Bragging rights, increased property values and, last but not least, ego boosts. Those are all the byproducts every year when Cleveland Magazine publishes its annual “Rating the Suburbs” list. We are always proud of our Westshore suburbs (honestly, I can’t imagine living anywhere but West). But perhaps, just maybe, our arms get a little twisted every year as we pat ourselves heartily on our backs for the good judgment of living where we live.
This year, the cities covered by West Life did us proud. In the top 20, Rocky River came out as No. 2; Westlake, No. 4; Bay Village, No. 8; Avon Lake, No. 14; and Avon No. 20. In addition, Fairview Park was featured as one of the “Best Places to Live.”
I’ve lived in two of the cities pulled out for recognition — Rocky River and Fairview Park. My nose is slightly bent out of shape because I am a huge fan of Lakewood. We lived in that suburb for 20 years, made a brief foray into a condo, realized we needed a yard and more freedom to decorate (yes, Christmas decorating played into our decision to move) and ended up moving to West Park, which is obviously not a suburb, although it feels like one. I LOVE West Park and we are only a half-block from the Lakewood border.
But darn it, why is Lakewood always left out? I believe it is because the very soul of the city is its diversity. And diversity is a hindrance when it comes to statistics. And all the lists are contingent on the numbers. Cleveland Magazine’s metrics are simple (and, I admit, logical): It looks at three main points: safety (i.e. crime stats), education and housing. In addition, it adds points for public services, diversity and walkability. Lakewood should kill in those last three, as well as education.
Scores are assigned to each suburb for every category. Those scores are based on the year’s available numbers. The category scores are added up, with some categories carrying more weight than others. As Cleveland Magazine writes, “Safety and education, for example, are given more weight than property taxes, which is given more weight than environmental infractions.”

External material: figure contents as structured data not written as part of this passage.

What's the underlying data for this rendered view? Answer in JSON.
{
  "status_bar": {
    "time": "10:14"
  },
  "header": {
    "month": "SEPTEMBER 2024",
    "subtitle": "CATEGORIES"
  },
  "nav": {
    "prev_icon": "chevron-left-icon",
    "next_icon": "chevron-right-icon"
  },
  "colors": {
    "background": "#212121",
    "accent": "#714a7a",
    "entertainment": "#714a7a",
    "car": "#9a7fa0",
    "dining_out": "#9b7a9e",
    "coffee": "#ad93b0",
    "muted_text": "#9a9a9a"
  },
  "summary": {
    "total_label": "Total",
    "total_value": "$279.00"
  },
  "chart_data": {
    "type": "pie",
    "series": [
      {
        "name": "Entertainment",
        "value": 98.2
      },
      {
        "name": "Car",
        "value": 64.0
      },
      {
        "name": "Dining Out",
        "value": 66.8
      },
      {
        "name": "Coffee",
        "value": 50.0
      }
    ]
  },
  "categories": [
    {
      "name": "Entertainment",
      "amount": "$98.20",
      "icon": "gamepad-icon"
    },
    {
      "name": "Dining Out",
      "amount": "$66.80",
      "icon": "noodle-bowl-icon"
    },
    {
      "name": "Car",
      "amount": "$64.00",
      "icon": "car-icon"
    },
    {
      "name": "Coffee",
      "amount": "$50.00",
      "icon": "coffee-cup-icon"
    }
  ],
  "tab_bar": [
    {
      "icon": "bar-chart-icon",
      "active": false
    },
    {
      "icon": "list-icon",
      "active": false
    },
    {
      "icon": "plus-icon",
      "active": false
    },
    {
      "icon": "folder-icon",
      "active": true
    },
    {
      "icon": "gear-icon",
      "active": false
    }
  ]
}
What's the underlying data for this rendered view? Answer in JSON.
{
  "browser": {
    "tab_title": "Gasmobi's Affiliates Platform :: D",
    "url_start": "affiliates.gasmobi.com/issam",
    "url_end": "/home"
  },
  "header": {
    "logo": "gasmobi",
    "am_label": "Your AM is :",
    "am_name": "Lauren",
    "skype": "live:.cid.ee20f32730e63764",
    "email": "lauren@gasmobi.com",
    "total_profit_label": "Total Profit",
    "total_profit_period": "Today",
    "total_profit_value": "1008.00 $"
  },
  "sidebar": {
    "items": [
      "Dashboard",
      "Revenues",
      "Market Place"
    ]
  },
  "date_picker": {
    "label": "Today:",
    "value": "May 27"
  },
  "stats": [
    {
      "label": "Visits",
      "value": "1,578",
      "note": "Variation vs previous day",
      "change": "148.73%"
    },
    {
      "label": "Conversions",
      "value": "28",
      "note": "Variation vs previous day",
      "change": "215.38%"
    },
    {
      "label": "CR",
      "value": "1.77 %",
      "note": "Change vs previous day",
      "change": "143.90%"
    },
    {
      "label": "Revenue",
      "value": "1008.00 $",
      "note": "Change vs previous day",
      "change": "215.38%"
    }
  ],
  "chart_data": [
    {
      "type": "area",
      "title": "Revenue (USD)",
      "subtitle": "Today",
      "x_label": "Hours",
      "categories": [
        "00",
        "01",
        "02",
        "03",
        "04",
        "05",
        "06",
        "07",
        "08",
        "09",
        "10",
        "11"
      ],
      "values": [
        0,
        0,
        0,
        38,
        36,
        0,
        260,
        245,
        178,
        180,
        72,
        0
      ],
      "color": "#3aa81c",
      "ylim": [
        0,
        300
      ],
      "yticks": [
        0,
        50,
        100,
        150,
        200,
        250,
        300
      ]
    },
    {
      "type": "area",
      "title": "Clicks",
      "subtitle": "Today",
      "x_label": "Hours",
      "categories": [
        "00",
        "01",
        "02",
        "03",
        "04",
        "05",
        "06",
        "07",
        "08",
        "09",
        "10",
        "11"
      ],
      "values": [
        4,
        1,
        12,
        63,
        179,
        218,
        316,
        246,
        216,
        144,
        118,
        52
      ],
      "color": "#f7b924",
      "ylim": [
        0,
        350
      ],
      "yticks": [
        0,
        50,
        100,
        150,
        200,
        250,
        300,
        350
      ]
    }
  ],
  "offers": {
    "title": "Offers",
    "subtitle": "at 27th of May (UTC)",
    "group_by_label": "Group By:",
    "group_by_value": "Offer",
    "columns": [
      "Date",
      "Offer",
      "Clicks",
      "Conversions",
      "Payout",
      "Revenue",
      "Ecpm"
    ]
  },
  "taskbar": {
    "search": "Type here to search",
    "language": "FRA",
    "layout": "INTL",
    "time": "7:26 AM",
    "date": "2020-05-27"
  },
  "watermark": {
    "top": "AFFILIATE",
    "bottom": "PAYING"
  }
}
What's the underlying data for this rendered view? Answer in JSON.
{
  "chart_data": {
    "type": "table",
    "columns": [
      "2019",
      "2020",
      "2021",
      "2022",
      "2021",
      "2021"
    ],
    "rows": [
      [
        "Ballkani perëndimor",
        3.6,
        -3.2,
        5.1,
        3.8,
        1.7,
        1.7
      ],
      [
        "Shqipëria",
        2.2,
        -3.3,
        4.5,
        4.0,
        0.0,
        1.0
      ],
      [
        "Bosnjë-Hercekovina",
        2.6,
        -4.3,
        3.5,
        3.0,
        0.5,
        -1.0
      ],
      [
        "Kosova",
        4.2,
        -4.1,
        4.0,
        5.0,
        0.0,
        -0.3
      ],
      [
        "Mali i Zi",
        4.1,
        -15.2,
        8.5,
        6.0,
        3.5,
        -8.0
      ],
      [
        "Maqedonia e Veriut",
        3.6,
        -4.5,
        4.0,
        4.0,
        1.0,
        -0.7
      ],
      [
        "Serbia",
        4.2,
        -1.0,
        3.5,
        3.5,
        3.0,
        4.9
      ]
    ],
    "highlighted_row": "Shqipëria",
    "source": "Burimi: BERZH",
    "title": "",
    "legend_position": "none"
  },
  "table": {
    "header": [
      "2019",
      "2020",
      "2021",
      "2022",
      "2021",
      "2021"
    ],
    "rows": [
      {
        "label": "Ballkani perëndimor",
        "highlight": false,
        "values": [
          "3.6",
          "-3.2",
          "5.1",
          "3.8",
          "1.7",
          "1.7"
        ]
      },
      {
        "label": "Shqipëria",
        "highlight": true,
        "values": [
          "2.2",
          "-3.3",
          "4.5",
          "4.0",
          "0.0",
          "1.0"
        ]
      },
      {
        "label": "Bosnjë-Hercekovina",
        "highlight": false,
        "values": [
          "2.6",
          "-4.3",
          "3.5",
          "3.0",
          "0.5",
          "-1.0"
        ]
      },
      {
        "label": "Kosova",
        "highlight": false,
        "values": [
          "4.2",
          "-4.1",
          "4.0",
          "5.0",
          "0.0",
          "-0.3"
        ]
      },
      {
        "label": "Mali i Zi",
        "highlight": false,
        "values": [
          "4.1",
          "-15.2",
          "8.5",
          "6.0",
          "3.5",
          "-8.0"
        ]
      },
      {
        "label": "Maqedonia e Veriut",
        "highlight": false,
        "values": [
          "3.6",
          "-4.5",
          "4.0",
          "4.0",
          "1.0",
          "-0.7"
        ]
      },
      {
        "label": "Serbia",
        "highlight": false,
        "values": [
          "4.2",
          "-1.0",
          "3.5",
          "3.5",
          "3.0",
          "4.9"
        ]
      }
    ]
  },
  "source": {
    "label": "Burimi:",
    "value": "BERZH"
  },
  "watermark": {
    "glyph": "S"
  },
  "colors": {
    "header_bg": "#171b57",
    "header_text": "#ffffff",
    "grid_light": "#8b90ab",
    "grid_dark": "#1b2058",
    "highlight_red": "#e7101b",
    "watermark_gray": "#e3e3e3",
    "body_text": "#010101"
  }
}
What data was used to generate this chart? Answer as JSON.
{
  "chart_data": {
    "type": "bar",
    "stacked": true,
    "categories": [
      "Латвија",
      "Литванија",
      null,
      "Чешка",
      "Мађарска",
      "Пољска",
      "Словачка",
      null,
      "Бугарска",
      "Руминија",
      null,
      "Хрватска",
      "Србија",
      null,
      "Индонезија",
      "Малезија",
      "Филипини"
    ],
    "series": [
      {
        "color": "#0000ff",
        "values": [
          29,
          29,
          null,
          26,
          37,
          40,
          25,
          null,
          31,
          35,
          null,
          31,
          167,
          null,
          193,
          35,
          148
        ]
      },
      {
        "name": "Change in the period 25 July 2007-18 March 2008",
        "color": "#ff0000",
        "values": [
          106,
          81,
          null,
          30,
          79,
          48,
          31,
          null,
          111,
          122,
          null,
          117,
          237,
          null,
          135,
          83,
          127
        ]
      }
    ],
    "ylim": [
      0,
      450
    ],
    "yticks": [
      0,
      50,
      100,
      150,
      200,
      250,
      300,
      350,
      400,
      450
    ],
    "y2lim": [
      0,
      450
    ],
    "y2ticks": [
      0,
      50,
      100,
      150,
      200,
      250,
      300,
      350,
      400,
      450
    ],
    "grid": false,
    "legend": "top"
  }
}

The Top 20 suburbs with the highest combined scores are put in numerical order. Here is the magazine’s explanation of each city’s ranking. Solon was listed as the top suburb.
No. 2 Rocky River: A top five education rank and a 61.3% 10-year median home sale price increase helped last year's No. 4 suburb land once again in our top five.
No. 4. Westlake: In addition to top 20 safety and education rankings, this West Side spot has low taxes and, with amenities such as Crocker Park, is a favorite among Cleveland's top earners.
No. 8. Bay Village: Last year's second-best suburb is a walkable community tucked along the Lake Erie shoreline with a top-10 school district and a median home price of $285,000.
No. 14. Avon Lake: The fifth-safest suburb on our list saw 310 houses sell in 2019, the 15th most in the area, and has the 11th-best school district.
No. 20. Avon: The city with 2019's second-most home sales in the top 20 is also among the cities with the lowest taxes, boasts a top-15 school district and features a top-15 median home sale price of $315,000.
In a side story, Fairview Park received a “Best Places to Live” designation from the magazine, written by a resident. “Fairview Park: The West Side suburb is perfect for young families and first-time homebuyers” was the lead sentence.
If I were going to pick any place in the world — other than maybe Aruba or the Cayman Islands — to be self-isolating, it would be in one of Cleveland’s western suburbs (or West Park).
We certainly are the “best location in the nation.”